Selama berabad-abad, sebelum Yohanes Paulus II, untuk memilih seorang paus membutuhkan dua pertiga suara para kardinal dalam konklaf. Idenya adalah untuk mendorong konsensus daripada aturan mayoritas, bahkan jika ini berarti bahwa kandidat kompromi harus ditemukan.
Tanpa penjelasan, John Paul memutuskan bahwa setelah sekitar 30 suara, para Cardinals dapat memilih seorang paus dengan hanya suara mayoritas. Beberapa mengatakan dia melakukan ini untuk menghindari konklaf yang lama, meskipun kami belum memiliki konklaf yang berlangsung lebih dari empat hari sejak 1831.
Pada kenyataannya, ia mengatur panggung untuk pemilihan Joseph Ratzinger. Begitu dia menerima suara mayoritas, para Cardinals tahu dia bisa dipilih di bawah prosedur baru jika mereka memilih cukup waktu. Di bawah prosedur lama, sepertiga ditambah salah satu Cardinals bisa saja menghentikan pemilihannya dan memaksa kompromi. Di bawah prosedur baru, ia tidak membutuhkan suara dua pertiga, hanya 30 putaran pemungutan suara. Akibatnya, minoritas yang menentangnya menyerah dan memilihnya daripada memperpanjang yang tak terhindarkan.
Benediktus mengubah prosedur lagi, sehingga alih -alih pemilihan dengan suara mayoritas, akan ada limpasan antara dua kandidat teratas. Dia juga mensyaratkan bahwa kandidat yang menang menerima suara dua pertiga, yang menetapkan panggung untuk konklaf yang menemui jalan buntu jika tidak ada kandidat yang menerima suara dua pertiga yang diperlukan. Ini akan menjadi bencana bagi gereja.
Cara tradisional memilih paus dengan suara dua pertiga lebih baik daripada hal-hal baru ini. Ini mendorong pemilihan kandidat konsensus daripada yang hanya mewakili faksi mayoritas. Ini memungkinkan konklaf untuk memilih kandidat yang berbeda sampai seseorang mendapat suara dua pertiga.

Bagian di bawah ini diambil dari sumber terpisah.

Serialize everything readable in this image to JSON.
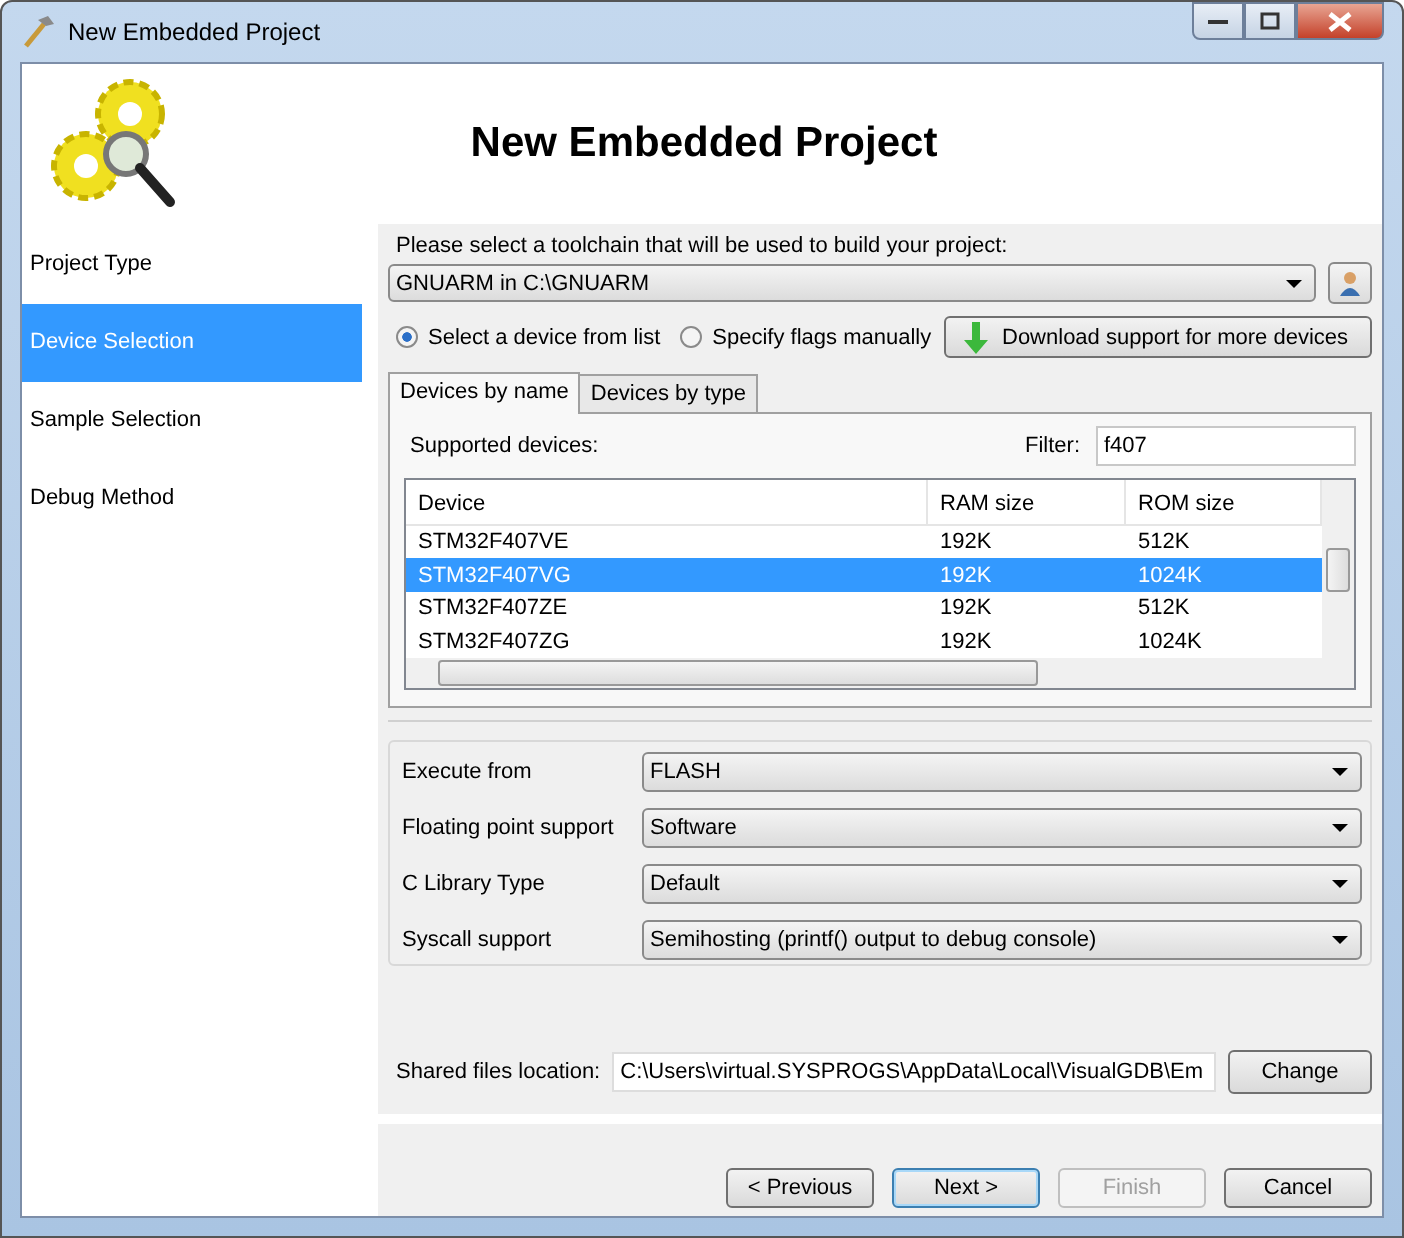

Saya suka Francis karena dia adalah seorang paus pastoral yang peduli tentang pengungsi, migran, orang miskin dan lingkungan. Tapi dia bukan pengacara Canon, jadi perubahan yang saya dorong bukanlah prioritasnya. Mungkin kursus terbaiknya adalah menetapkan topik -topik ini kepada ahli kanonik, seperti Kardinal Gianfranco Ghirlanda, yang dapat menyusun proposal untuk diskusi publik di gereja.
Dengan keberuntungan kita mungkin tidak harus menghadapi masalah ini dalam waktu dekat, tetapi lembaga tidak boleh bergantung pada keberuntungan.